Business studies are heavily influenced by trends, fashionable fads, buzzwords, and flavor of the month/year doctrines and dogmas. What they share in common is researching specific business results, effects or outcomes that have been identified most frequently as an unwanted situation, a problem or a challenge by respondents to a survey.
The next step is taking inventory of specific solutions that respondents applied to their individual cases, and distilling a best-practice for solving a generic unwanted business result, effect, or outcome. However, the process by which these best-practices are derived is known as a fallacy; a misconception resulting from incorrect reasoning. No matter how popular a best-practice is, as long as you keep treating symptoms instead of the root cause(s), you’ll keep getting unwanted outcomes, albeit different ones from before.
Apart from these fallacious solutions, business coaches create a seemingly endless list of desirable behaviors and personality traits they ascribe to a leader for the purpose of enhancing employee engagement. By-the-way, statistics show that only six percent of all business results are directly attributable to individual and groups of people.
In general, these prescriptions are intended to make already successful leaders even more successful. But, what about those leaders who are currently struggling to become successful? So, is leadership the Be-All and End-All as it is portrayed to be?
Means and Ends
Whereas best-practices are created in response to an unwanted situation with immediate consequences for bottom line results, leadership advice is handed out in a highly generic format, independent of any specific industry, socio-economic or geo-political situation. In other words, it misses specificity and above all, it misses context. Ask yourself, To what or whom are you providing leadership? What is the objective of the leadership you provide?
Leadership is treated as an end in its own right, as opposed to a means to an end. Dr. Albert Einstein warned us against this phenomenon when he said: Perfection of means and confusion of ends seem to characterize our age.
The Value Chain Model
Prof. Michael Porter, creator of the Value Chain model, identified “Leadership” as just one of the “Firm Infrastructure” functions, which he qualified as a support business process. In other words, leadership must interact with the business system to shape the character or nature of that system in order to realize what is to be done. Leadership studies do not prescribe what needs to be done, when it must be done, and under which conditions and situation it must be done, and why.
Consequently, it is difficult to believe that leadership can even exist without appreciation for the business as a singular, unique, integrated, and open system.

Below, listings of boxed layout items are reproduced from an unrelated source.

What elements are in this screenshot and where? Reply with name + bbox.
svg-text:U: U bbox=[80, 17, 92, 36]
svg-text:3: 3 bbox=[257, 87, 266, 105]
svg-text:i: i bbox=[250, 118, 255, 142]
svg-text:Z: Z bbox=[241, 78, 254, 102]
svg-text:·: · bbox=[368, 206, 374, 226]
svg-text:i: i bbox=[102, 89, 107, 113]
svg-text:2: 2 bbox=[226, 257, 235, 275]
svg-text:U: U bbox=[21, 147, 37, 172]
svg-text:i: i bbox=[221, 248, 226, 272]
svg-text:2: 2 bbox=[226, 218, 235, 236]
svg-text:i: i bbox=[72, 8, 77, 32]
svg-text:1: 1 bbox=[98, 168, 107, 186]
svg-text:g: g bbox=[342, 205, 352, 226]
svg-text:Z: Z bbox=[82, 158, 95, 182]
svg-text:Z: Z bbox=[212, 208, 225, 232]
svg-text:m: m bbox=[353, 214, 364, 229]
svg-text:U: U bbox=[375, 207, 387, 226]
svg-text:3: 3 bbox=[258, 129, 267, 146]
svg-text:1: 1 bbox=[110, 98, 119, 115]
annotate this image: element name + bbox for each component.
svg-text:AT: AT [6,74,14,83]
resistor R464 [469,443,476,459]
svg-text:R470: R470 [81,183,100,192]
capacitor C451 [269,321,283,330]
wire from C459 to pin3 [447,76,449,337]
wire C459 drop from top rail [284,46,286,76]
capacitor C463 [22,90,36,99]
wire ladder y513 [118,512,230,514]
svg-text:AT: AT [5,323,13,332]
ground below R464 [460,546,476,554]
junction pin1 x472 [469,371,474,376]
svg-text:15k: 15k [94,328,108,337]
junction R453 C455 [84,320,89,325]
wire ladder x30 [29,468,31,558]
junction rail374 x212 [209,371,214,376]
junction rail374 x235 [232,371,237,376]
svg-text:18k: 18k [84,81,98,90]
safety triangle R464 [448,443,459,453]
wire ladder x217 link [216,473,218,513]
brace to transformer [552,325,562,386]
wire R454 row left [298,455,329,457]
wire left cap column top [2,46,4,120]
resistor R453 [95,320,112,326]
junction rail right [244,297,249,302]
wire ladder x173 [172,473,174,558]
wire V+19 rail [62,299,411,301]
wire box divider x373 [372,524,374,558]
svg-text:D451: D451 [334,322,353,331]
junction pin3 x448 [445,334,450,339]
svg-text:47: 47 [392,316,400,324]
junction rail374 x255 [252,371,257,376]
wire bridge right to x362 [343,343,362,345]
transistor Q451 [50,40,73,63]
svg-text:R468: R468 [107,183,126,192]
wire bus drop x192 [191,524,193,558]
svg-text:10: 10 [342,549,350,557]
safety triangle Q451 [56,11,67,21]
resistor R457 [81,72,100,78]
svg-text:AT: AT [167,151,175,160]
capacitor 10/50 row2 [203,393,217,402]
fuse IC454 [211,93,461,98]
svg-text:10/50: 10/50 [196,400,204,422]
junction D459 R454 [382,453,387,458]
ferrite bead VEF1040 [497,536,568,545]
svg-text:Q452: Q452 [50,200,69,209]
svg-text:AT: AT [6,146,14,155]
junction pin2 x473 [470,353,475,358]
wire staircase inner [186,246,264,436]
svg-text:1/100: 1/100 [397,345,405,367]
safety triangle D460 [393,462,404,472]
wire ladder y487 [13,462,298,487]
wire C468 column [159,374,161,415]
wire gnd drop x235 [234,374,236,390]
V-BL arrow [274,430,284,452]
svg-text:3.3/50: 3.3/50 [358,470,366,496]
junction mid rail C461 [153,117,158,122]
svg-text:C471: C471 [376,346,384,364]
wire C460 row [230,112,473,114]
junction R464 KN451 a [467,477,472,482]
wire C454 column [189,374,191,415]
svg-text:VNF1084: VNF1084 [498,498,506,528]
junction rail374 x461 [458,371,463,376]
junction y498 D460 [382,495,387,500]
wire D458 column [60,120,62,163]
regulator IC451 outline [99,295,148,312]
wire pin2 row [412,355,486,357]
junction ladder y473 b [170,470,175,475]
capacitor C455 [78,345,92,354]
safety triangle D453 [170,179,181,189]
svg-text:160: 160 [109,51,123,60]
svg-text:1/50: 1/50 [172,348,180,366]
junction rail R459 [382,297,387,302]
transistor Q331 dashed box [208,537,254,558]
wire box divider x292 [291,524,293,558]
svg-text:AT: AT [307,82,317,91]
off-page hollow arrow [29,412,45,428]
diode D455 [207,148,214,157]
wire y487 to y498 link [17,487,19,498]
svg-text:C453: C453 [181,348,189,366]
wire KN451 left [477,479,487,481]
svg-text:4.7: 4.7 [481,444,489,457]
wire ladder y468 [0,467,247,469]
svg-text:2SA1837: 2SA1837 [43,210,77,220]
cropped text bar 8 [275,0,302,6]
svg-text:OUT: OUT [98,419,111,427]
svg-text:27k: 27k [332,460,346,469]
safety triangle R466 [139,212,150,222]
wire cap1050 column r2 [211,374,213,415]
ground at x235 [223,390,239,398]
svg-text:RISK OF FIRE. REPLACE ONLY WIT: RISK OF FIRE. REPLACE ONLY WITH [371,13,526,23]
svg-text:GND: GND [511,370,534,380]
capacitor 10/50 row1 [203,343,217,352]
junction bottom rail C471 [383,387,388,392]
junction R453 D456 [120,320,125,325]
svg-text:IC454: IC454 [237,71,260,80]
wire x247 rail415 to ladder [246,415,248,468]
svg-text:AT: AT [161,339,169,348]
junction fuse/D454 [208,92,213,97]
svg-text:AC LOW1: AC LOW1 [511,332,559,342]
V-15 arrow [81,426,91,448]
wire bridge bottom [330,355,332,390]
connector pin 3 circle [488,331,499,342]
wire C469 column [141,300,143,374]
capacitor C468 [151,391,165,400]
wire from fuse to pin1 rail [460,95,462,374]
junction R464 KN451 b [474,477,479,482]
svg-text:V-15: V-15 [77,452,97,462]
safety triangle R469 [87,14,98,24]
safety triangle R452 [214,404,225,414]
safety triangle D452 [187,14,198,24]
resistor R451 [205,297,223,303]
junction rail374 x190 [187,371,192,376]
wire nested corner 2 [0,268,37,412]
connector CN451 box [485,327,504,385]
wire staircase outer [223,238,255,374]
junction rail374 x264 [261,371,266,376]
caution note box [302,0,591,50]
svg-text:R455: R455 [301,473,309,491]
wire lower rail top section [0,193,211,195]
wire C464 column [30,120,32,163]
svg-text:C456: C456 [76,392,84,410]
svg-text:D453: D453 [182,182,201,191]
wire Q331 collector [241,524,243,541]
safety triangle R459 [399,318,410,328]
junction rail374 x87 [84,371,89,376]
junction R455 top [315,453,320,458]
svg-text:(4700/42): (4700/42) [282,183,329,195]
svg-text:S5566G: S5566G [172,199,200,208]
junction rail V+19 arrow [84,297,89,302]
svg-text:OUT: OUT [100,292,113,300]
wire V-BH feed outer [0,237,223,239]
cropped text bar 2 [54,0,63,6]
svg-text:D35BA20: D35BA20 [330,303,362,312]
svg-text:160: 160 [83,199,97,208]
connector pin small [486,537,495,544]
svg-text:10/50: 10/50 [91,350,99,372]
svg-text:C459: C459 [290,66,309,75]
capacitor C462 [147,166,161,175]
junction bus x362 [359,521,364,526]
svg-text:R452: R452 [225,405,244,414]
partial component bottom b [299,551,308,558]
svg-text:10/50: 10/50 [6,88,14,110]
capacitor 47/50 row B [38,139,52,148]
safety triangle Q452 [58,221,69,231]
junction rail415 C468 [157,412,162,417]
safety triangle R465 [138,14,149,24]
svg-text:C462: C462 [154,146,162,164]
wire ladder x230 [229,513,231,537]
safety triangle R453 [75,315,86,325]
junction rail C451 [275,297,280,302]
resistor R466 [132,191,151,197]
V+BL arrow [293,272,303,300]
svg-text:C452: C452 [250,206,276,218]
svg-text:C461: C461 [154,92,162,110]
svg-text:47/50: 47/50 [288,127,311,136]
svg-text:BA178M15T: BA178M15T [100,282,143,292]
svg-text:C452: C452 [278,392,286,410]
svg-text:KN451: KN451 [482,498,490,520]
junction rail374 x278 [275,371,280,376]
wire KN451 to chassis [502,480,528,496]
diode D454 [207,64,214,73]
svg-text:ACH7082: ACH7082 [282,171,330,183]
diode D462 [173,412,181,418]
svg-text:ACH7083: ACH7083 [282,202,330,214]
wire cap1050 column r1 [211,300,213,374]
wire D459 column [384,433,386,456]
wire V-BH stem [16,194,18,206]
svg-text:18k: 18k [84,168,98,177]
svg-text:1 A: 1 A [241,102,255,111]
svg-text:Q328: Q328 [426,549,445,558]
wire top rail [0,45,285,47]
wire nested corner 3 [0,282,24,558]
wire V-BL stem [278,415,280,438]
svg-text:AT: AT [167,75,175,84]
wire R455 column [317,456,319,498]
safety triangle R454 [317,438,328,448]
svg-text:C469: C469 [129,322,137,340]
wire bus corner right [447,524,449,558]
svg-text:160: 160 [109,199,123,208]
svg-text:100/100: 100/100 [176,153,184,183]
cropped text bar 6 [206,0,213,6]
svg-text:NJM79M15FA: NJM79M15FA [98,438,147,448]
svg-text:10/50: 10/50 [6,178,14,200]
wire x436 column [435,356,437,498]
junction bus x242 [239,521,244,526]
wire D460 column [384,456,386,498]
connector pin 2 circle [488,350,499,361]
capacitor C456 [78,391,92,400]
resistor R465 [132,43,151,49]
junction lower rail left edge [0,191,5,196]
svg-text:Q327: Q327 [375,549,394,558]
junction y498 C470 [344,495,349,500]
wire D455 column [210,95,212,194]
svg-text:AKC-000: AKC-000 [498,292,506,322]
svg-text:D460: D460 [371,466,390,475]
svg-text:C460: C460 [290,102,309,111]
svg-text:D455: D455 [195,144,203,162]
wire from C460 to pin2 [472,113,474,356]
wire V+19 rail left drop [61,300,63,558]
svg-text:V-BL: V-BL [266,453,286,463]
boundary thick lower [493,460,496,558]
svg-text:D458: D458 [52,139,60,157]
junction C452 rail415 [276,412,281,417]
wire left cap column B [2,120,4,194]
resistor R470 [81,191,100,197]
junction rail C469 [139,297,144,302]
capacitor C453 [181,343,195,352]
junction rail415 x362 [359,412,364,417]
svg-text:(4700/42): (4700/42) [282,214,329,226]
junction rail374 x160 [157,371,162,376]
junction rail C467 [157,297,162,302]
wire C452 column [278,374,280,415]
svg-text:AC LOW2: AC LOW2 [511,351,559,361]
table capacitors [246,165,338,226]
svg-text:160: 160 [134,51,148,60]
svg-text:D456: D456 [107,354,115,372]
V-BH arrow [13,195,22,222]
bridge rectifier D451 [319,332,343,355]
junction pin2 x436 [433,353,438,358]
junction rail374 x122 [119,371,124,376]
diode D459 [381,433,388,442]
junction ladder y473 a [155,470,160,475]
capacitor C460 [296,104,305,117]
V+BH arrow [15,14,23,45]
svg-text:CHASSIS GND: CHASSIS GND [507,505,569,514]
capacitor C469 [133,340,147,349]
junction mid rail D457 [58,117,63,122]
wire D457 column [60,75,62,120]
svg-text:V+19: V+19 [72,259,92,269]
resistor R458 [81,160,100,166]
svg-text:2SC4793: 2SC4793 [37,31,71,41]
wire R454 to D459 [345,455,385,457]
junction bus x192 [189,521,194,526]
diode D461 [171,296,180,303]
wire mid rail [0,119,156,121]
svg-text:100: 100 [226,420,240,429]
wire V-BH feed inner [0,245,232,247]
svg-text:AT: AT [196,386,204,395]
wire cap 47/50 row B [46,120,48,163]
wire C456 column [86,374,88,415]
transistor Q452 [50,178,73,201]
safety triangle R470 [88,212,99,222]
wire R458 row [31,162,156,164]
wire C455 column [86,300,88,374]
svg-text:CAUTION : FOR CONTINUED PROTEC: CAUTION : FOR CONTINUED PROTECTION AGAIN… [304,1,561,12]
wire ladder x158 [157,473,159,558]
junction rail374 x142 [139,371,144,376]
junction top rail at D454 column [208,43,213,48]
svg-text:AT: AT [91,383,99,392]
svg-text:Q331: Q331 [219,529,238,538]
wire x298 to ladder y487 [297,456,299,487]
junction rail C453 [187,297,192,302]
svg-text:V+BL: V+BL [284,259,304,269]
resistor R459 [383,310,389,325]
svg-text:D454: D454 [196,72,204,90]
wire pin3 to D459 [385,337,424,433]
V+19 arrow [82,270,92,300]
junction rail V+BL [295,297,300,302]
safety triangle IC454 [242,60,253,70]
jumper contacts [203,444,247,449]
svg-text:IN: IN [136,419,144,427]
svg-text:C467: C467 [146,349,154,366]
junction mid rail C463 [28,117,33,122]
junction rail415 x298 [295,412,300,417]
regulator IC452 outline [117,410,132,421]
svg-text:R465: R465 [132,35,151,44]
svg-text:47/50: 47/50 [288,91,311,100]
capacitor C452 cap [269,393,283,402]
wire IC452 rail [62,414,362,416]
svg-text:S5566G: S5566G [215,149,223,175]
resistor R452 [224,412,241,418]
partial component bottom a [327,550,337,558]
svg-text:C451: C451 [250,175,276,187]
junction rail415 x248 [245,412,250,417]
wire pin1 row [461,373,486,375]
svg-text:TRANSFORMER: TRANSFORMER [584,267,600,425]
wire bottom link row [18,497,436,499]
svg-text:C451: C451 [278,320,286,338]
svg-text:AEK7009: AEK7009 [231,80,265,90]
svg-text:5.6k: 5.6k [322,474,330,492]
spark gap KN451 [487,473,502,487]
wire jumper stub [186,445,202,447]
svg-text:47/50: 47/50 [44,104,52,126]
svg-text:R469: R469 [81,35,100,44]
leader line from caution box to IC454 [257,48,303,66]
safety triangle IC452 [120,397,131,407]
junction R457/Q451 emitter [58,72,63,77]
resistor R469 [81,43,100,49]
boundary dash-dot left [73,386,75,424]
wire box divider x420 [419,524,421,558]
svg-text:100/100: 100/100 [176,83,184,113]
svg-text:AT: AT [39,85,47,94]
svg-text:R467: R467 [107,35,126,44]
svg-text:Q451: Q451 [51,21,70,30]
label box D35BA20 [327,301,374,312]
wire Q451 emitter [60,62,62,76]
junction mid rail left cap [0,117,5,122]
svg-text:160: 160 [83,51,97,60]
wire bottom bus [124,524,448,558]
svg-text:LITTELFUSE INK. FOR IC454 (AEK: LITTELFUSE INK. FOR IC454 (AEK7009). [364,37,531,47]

Appreciation implies a recognition of worth or value of the system, and the idea of clear perception as well as the ability to monitor work processes. Moreover, statistics show that ninety-four percent of all business results—i.e. all (un)intended and (un)wanted outcomes—are inherent to a system’s design, structure/organization, implementation/operation, maintenance, and management. These responsibilities belong uniquely to the realm of executive leaders.
Unfortunately, studies show that a majority of leaders is befuddled and bewildered by complex business systems. As a result, we see many leaders striving to be successful by eroding the business system’s capability and capacity—by investing in operational efficiency measures that undermine operational effectiveness. For whatever reason leaders seem to believe they can maximize profitability by reducing cost to zero!?
To make matters worse, statistics show that seventy-five to ninety-six percent of all incidents are symptomatic of systemic failure—read: a leader’s inability to develop the business system’s capability and capacity, thus setting their employees up for failure.
The Vicious Cycle
Do you recognize the vicious cycle (a sequence of reciprocal cause and effect in which two or more elements intensify and aggravate each other, leading inexorably to a worsening of the situation)?
The business system performs according to its design, structure/organization, implementation/operation, maintenance, and management. Leaders fail to understand the feedback provided by that system. Consequently, employees are set-up to fail by its leaders’ wrong decisions. Subsequently, leaders seek help to make their employees perform better. That’s nuts—the chutzpah!
In conclusion: you cannot lead what you don’t understand. So, gain appreciation for the business as an organic system; develop insight into the connections between the system’s component parts. CEO Effectiveness is determined by Appreciation and Leadership!